Our results showed that mice produced antibody responses to target filarial antigens after DNA vaccination by either IM or GG intradermal injection. Intramuscular injection tended to induce stronger antibody responses. However, the plasmid DNA dose was 20 times higher in i.m. immunized mice. Therefore, GG induced higher antibody responses per unit plasmid DNA. Similar results have been reported in mice immunized with other antigens [15, 25].

Apart from antibody levels, several studies have reported that the route of DNA delivery can affect the protective efficacy of DNA vaccines, which does not always correlate with antibody titers. For example, DNA encoding a Plasmodium yoelii antigen (HEP17) protected mice equally well when given by the GG or IM routes, while DNA encoding two other antigens (CSP and SSP2) induced better protection by the IM route than by the GG route [27]. On the other hand, Leitner et al., reported that DNA encoding CSP was protective in a different malaria model only after GG vaccination [28]. Thus, neither route was conclusively favored in all cases; different injection methods may provide optimal immunogenicity for different antigens. Therefore, our results and the work of others suggest that it is not possible to reliably predict the optimal route for a given antigen to achieve desired immune responses. There is currently no substitute for empirical testing of each antigen.

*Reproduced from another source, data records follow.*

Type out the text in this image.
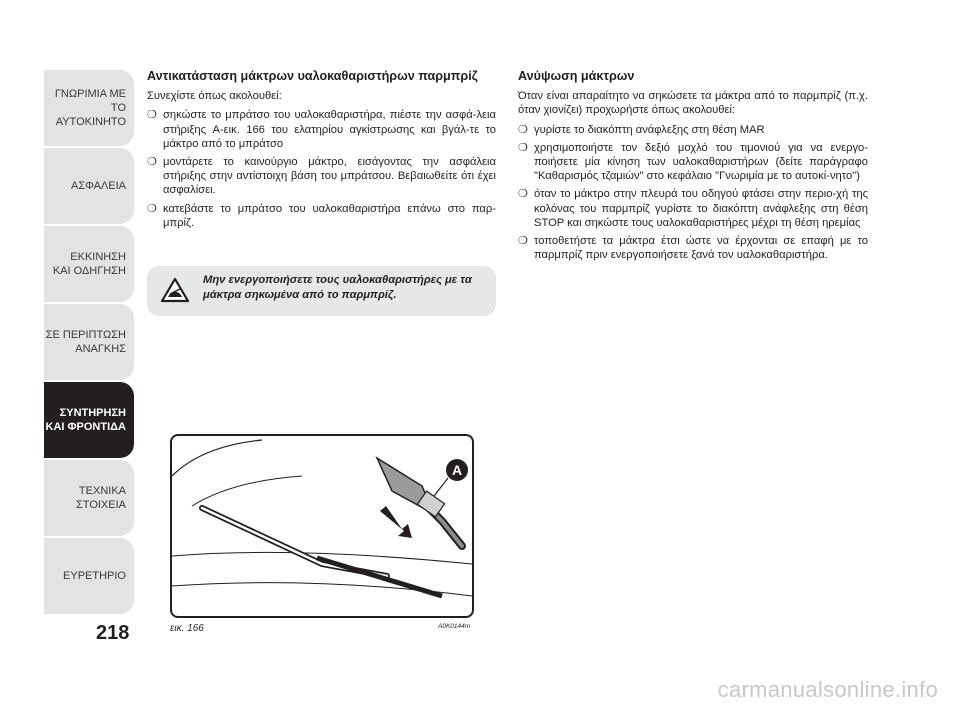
ΓΝΩΡΙΜΙΑ ΜΕ ΤΟ
ΑΥΤΟΚΙΝΗΤΟ
ΑΣΦΑΛΕΙΑ
ΕΚΚΙΝΗΣΗ
ΚΑΙ ΟΔΗΓΗΣΗ
ΣΕ ΠΕΡΙΠΤΩΣΗ
ΑΝΑΓΚΗΣ
ΣΥΝΤΗΡΗΣΗ
ΚΑΙ ΦΡΟΝΤΙΔΑ
ΤΕΧΝΙΚΑ
ΣΤΟΙΧΕΙΑ
ΕΥΡΕΤΗΡΙΟ
218
Αντικατάσταση μάκτρων υαλοκαθαριστήρων παρμπρίζ

Συνεχίστε όπως ακολουθεί:

❍ σηκώστε το μπράτσο του υαλοκαθαριστήρα, πιέστε την ασφά-λεια στήριξης A-εικ. 166 του ελατηρίου αγκίστρωσης και βγάλ-τε το μάκτρο από το μπράτσο
❍ μοντάρετε το καινούργιο μάκτρο, εισάγοντας την ασφάλεια στήριξης στην αντίστοιχη βάση του μπράτσου. Βεβαιωθείτε ότι έχει ασφαλίσει.
❍ κατεβάστε το μπράτσο του υαλοκαθαριστήρα επάνω στο παρ-μπρίζ.
Μην ενεργοποιήσετε τους υαλοκαθαριστήρες με τα μάκτρα σηκωμένα από το παρμπρίζ.
Ανύψωση μάκτρων

Όταν είναι απαραίτητο να σηκώσετε τα μάκτρα από το παρμπρίζ (π.χ. όταν χιονίζει) προχωρήστε όπως ακολουθεί:

❍ γυρίστε το διακόπτη ανάφλεξης στη θέση MAR
❍ χρησιμοποιήστε τον δεξιό μοχλό του τιμονιού για να ενεργο-ποιήσετε μία κίνηση των υαλοκαθαριστήρων (δείτε παράγραφο "Καθαρισμός τζαμιών" στο κεφάλαιο "Γνωριμία με το αυτοκί-νητο")
❍ όταν το μάκτρο στην πλευρά του οδηγού φτάσει στην περιο-χή της κολόνας του παρμπρίζ γυρίστε το διακόπτη ανάφλεξης στη θέση STOP και σηκώστε τους υαλοκαθαριστήρες μέχρι τη θέση ηρεμίας
❍ τοποθετήστε τα μάκτρα έτσι ώστε να έρχονται σε επαφή με το παρμπρίζ πριν ενεργοποιήσετε ξανά τον υαλοκαθαριστήρα.
A
εικ. 166	A0K0144m
carmanualsonline.info
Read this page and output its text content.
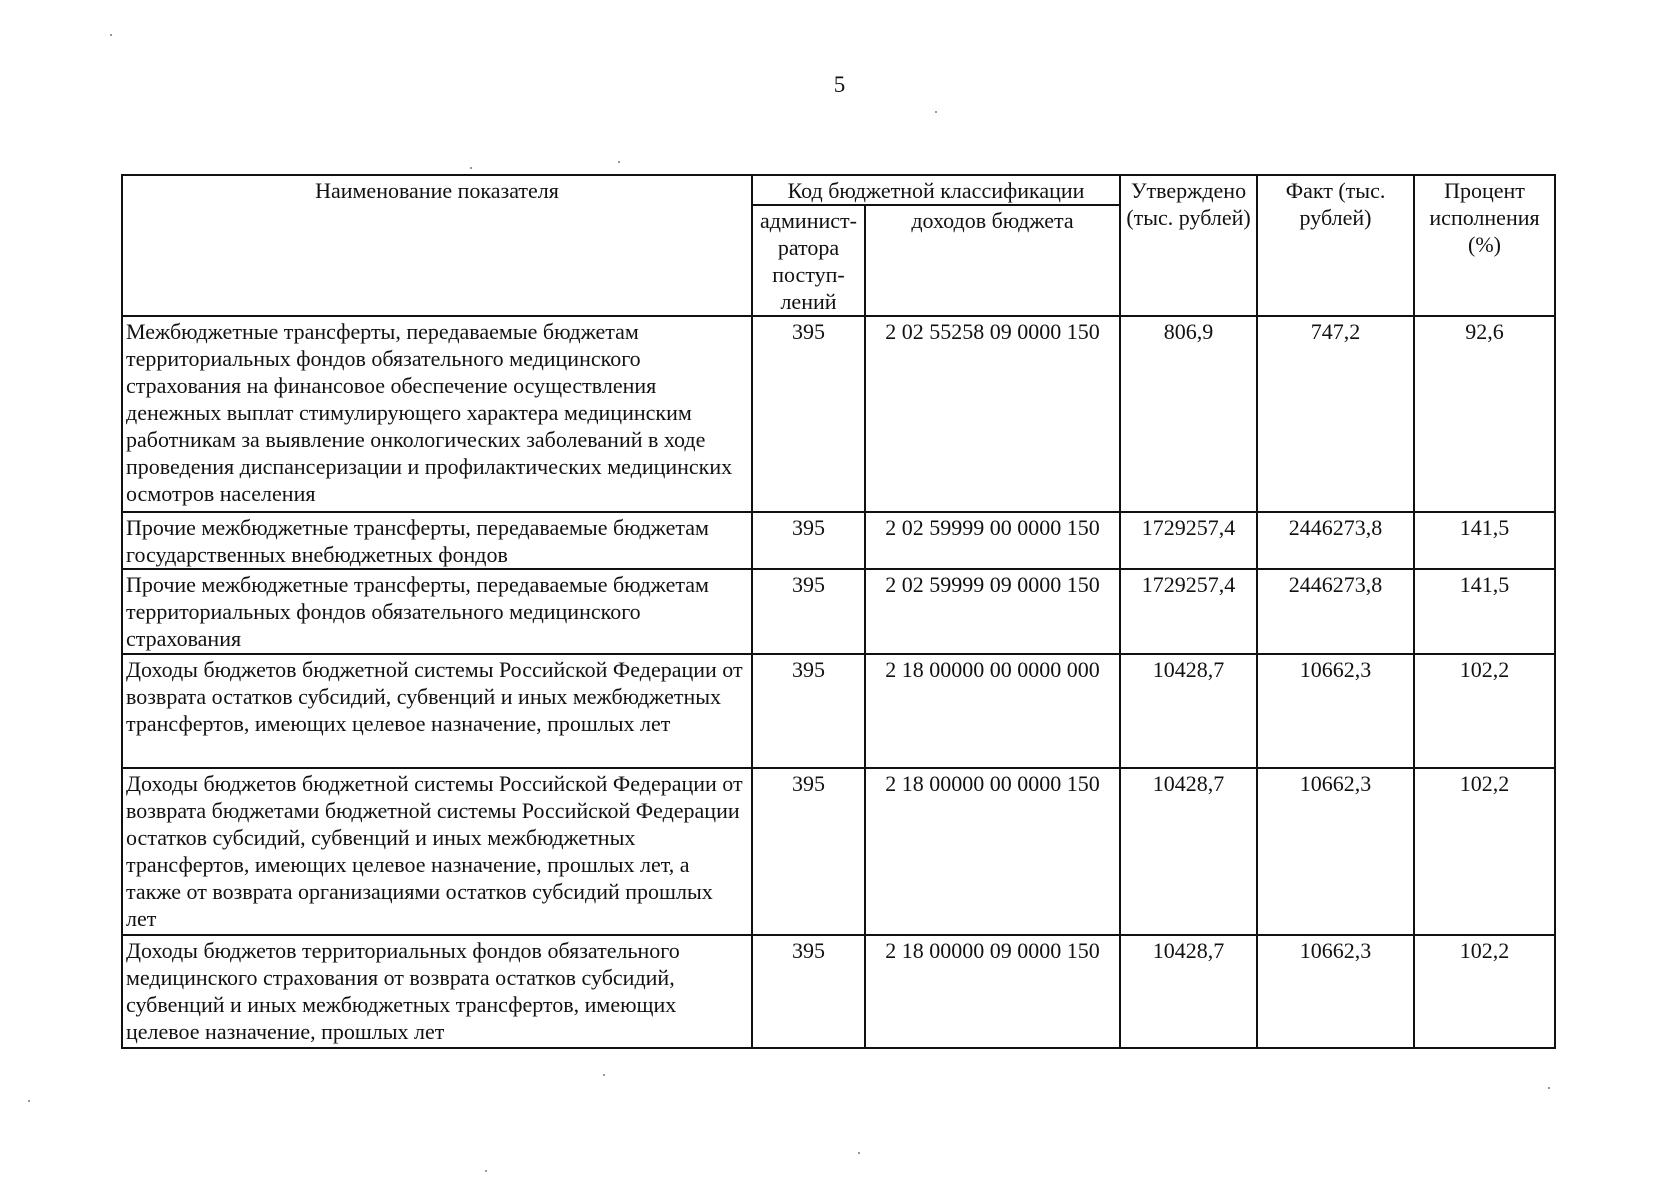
5
Наименование показателя	Код бюджетной классификации		Утверждено (тыс. рублей)	Факт (тыс. рублей)	Процент исполнения (%)
	админист-ратора поступ-лений	доходов бюджета			
Межбюджетные трансферты, передаваемые бюджетам территориальных фондов обязательного медицинского страхования на финансовое обеспечение осуществления денежных выплат стимулирующего характера медицинским работникам за выявление онкологических заболеваний в ходе проведения диспансеризации и профилактических медицинских осмотров населения	395	2 02 55258 09 0000 150	806,9	747,2	92,6
Прочие межбюджетные трансферты, передаваемые бюджетам государственных внебюджетных фондов	395	2 02 59999 00 0000 150	1729257,4	2446273,8	141,5
Прочие межбюджетные трансферты, передаваемые бюджетам территориальных фондов обязательного медицинского страхования	395	2 02 59999 09 0000 150	1729257,4	2446273,8	141,5
Доходы бюджетов бюджетной системы Российской Федерации от возврата остатков субсидий, субвенций и иных межбюджетных трансфертов, имеющих целевое назначение, прошлых лет	395	2 18 00000 00 0000 000	10428,7	10662,3	102,2
Доходы бюджетов бюджетной системы Российской Федерации от возврата бюджетами бюджетной системы Российской Федерации остатков субсидий, субвенций и иных межбюджетных трансфертов, имеющих целевое назначение, прошлых лет, а также от возврата организациями остатков субсидий прошлых лет	395	2 18 00000 00 0000 150	10428,7	10662,3	102,2
Доходы бюджетов территориальных фондов обязательного медицинского страхования от возврата остатков субсидий, субвенций и иных межбюджетных трансфертов, имеющих целевое назначение, прошлых лет	395	2 18 00000 09 0000 150	10428,7	10662,3	102,2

Some prior studies have shown that GG vaccination tends to induce helper T-cell responses of the Th2 phenotype with a bias toward IgG1 antibody responses, while IM injection of DNA tends to produce a Th1-phenotype with a bias toward IgG2a [9, 29]. In the present study, this pattern was observed for only one of four antigens tested (BM5). Other recombinant plasmids produced antibody responses biased toward IgG1 or IgG2a independent of route. These results suggest that the isotype profile of antibodies generated by DNA immunization depends not only on the route of DNA delivery but also on the intrinsic nature of antigens used for immunization.

Antibody Responses to a Polyvalent DNA Vaccine

A second goal of our study was to compare antibody responses induced by monovalent and polyvalent DNA vaccines. One of the potential advantages of DNA vaccination is the ability to develop combination vaccines consisting of multiple plasmids expressing different antigens. Polyvalent vaccines may be needed to achieve high levels of protection against complex pathogens like helminth parasites. It is important, therefore, to determine whether co-injection of multiple plasmids successfully induces antibody to each component antigen encoded by the plasmid mixture. We confirmed this to be the case in mice injected with a cocktail of plasmids encoding four B. malayi antigens. Total IgG antibody responses to three of these antigens (BMIF, BM14 and BMHP) tended to be weaker than those in mice injected with single plasmids.

In conclusion, we have studied murine antibody responses to four B. malayi antigens following DNA vaccination by the IM and GG routes. Our results show that antibody responses induced by DNA vaccines can be affected by the route of injection and also by the intrinsic nature of the antigens encoded. We also showed that a tetravalent DNA vaccine induced antibodies to all four B. malayi antigens encoded by the plasmids in the cocktail. Although these findings represent progress, we realize that much more work is needed before practical DNA vaccines for filariasis become a reality. Our next priority will be to determine whether the antigens employed in this study (alone or in combination) have protective activity against B. malayi in animals. In addition, more work is needed to optimize vaccination protocols, and many other candidate antigens need to be tested. We believe these results will be of interest to those working to develop DNA vaccines against complex pathogens such as filarial nematodes.

Conclusions

The type of antibody responses induced by DNA vaccines can be affected by the route of injection and also by the intrinsic nature of antigens employed. Polyvalent DNA vaccines can induce antibodies to each component antigen.